O peso de tudo o que estava aprisionado; o medo, a aflição, falou mais alto. Ele se foi, e tudo o que deixou foi apenas um rastro de lembranças e carinhos despedaçados pelo chão.
- Arquivos da Psique
A chuva continuava, agora mais calma, enquanto chegava a noite. Produzia um som, uma incessante melodia, acompanhando como uma partitura as estruturas das montanhas; ambientalizando, e transformando, aquele momento numa das mais inesquecíveis memórias de minha vida. Eu, Psique, e o solitário deserto, silenciosos, emitindo histórias em segredo pela textura de cada olhar. Quando a lua surgiu, e se pôs lá no meio do céu, fiz minhas rezas e selei o olhar. Simplesmente recostado numa parte da montanha, que oferecia como um teto, uma de suas caricaturas rochosas. Então adormeci, mergulhando no submundo profundo das memórias. Não sei se eram reflexos do que meu espírito, no mundo real, observava. Mas pareciam bastante verdadeiras para o contexto dos meus sonhos que, geralmente, são uma convulsão de pensamentos sem nenhum nexo. Eu via Psique (como se estivesse acordado) aflito, reprimido pelos trovões daquela noite. Ouvi-lo pela primeira vez, mesmo que em sonho, miar, talvez pedindo por socorro.
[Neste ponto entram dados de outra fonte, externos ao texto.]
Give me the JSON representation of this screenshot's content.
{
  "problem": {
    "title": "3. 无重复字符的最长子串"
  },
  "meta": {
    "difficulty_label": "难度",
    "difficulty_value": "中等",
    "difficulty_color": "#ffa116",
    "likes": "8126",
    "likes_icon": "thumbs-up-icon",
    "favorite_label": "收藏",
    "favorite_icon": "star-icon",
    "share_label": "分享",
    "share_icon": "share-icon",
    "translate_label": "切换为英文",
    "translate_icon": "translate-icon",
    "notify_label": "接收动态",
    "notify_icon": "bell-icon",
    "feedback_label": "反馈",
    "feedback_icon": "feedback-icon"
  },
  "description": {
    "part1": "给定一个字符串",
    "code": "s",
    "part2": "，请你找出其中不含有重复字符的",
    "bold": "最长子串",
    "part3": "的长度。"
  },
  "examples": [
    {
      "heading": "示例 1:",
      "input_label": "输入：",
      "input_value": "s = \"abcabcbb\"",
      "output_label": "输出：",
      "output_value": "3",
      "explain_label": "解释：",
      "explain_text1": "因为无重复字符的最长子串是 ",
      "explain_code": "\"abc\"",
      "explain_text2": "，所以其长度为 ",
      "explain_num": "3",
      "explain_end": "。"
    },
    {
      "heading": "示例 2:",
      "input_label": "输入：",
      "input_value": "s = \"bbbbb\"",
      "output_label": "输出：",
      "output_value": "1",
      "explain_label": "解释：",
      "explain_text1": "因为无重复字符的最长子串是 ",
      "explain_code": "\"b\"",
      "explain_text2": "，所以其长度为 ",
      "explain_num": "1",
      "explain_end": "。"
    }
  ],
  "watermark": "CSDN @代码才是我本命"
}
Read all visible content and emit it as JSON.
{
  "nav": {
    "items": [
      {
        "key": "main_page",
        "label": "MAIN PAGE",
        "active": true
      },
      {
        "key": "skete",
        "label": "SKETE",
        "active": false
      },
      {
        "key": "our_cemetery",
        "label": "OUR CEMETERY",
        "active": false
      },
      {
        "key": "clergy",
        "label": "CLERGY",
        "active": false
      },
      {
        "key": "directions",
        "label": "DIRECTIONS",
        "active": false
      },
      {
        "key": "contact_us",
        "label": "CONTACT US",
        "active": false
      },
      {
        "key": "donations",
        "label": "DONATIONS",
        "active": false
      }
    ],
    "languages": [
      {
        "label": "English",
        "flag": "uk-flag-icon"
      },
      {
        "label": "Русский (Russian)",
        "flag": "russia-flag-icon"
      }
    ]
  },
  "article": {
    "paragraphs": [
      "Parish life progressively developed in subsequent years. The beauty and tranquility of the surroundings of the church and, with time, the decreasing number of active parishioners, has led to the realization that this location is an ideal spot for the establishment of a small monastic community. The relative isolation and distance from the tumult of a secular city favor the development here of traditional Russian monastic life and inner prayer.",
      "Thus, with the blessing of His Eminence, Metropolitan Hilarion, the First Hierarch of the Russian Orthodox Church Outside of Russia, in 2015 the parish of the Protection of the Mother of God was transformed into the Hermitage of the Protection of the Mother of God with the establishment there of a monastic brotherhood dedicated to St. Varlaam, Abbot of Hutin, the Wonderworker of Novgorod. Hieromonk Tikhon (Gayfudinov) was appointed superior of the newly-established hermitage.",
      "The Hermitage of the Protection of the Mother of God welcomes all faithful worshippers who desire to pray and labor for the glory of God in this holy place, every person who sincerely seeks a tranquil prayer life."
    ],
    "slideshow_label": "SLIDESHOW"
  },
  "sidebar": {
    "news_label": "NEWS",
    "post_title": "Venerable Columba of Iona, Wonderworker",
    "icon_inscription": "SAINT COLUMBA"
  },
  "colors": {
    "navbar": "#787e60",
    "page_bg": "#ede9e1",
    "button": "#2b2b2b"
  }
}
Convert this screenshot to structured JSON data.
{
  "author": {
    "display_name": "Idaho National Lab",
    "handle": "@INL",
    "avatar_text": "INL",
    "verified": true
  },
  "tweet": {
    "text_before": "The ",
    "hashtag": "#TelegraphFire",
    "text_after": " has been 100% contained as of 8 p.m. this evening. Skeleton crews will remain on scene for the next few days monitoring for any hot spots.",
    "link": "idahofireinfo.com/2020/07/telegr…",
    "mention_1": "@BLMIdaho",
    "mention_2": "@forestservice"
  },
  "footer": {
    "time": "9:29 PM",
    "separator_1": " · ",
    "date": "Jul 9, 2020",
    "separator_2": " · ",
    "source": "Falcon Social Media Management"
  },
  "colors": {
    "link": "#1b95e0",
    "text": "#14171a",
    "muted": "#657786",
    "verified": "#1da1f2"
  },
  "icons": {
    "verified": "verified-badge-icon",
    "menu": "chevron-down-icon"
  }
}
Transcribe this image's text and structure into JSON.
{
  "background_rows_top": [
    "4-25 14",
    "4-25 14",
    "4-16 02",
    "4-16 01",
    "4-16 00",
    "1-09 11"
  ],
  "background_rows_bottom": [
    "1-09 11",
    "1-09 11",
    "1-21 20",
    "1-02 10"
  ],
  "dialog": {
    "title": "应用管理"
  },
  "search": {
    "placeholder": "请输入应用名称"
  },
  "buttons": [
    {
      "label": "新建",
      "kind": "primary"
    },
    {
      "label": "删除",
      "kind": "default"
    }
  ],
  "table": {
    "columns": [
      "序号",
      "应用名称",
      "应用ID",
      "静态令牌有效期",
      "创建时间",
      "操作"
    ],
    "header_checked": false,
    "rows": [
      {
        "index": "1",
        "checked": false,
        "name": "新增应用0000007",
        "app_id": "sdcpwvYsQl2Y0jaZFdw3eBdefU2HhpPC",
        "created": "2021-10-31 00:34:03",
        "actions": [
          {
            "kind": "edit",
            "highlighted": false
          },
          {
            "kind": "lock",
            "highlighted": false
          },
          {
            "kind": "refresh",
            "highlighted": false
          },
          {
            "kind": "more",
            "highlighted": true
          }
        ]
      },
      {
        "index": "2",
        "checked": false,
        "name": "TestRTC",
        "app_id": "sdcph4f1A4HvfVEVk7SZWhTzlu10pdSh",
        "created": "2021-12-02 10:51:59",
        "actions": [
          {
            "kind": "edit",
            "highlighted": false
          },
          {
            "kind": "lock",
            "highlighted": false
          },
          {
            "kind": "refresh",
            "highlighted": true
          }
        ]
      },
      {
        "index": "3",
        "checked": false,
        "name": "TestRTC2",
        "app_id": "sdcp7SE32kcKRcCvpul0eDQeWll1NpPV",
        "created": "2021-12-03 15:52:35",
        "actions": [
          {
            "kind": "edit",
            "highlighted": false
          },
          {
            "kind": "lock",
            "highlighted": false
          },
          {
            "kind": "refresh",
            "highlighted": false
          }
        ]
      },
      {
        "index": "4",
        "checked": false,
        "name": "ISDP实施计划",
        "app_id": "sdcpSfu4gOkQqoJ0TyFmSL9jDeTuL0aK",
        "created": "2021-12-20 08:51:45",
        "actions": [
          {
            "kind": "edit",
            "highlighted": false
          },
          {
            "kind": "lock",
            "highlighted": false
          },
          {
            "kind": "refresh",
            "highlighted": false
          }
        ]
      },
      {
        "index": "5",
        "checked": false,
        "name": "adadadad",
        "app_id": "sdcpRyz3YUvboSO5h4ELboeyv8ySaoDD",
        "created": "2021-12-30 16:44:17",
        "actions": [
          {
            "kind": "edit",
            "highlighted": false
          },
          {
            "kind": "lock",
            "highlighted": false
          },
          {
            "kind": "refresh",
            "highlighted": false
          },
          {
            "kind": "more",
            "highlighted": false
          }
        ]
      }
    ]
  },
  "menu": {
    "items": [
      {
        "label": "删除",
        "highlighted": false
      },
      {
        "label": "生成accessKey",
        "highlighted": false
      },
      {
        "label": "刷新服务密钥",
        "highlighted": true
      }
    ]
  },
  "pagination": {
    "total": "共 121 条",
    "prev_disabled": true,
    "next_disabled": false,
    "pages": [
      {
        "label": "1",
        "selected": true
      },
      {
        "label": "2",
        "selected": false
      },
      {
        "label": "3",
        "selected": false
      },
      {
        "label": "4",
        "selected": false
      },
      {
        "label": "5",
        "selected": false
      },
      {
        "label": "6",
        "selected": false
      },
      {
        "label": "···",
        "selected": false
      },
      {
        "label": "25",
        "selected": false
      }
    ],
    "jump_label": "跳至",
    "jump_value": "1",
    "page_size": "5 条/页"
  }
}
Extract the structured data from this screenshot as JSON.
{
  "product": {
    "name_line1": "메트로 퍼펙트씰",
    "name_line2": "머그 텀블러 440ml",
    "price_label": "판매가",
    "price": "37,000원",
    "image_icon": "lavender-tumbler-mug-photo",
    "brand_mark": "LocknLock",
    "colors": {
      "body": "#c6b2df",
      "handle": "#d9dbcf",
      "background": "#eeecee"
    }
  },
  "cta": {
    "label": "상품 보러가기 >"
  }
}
Eu estava ali, mas não conseguia me mexer, apenas presenciava seu terror, que por fim se transformava num pesadelo para mim também. Eu o via, e ele olhava para mim. Logo então o senti, como se estivesse por baixo de sua pele, e ele olhou para dentro dos meus olhos como se conversasse com tudo aquilo que eu sofria, como um choque, uma ligação diretamente da alma; da psique; dos olhos negros daquele simples gato. Eternos e efêmeros segundos, em que vi, e ressenti, a dor de ser abandonado; e a dor de ter que abandonar.
Psique se virou, lentamente, e me deixou.
O peso de tudo o que estava aprisionado; o medo, a aflição, falou mais alto. Ele se foi, e tudo o que deixou foi apenas um rastro de lembranças e carinhos despedaçados pelo chão.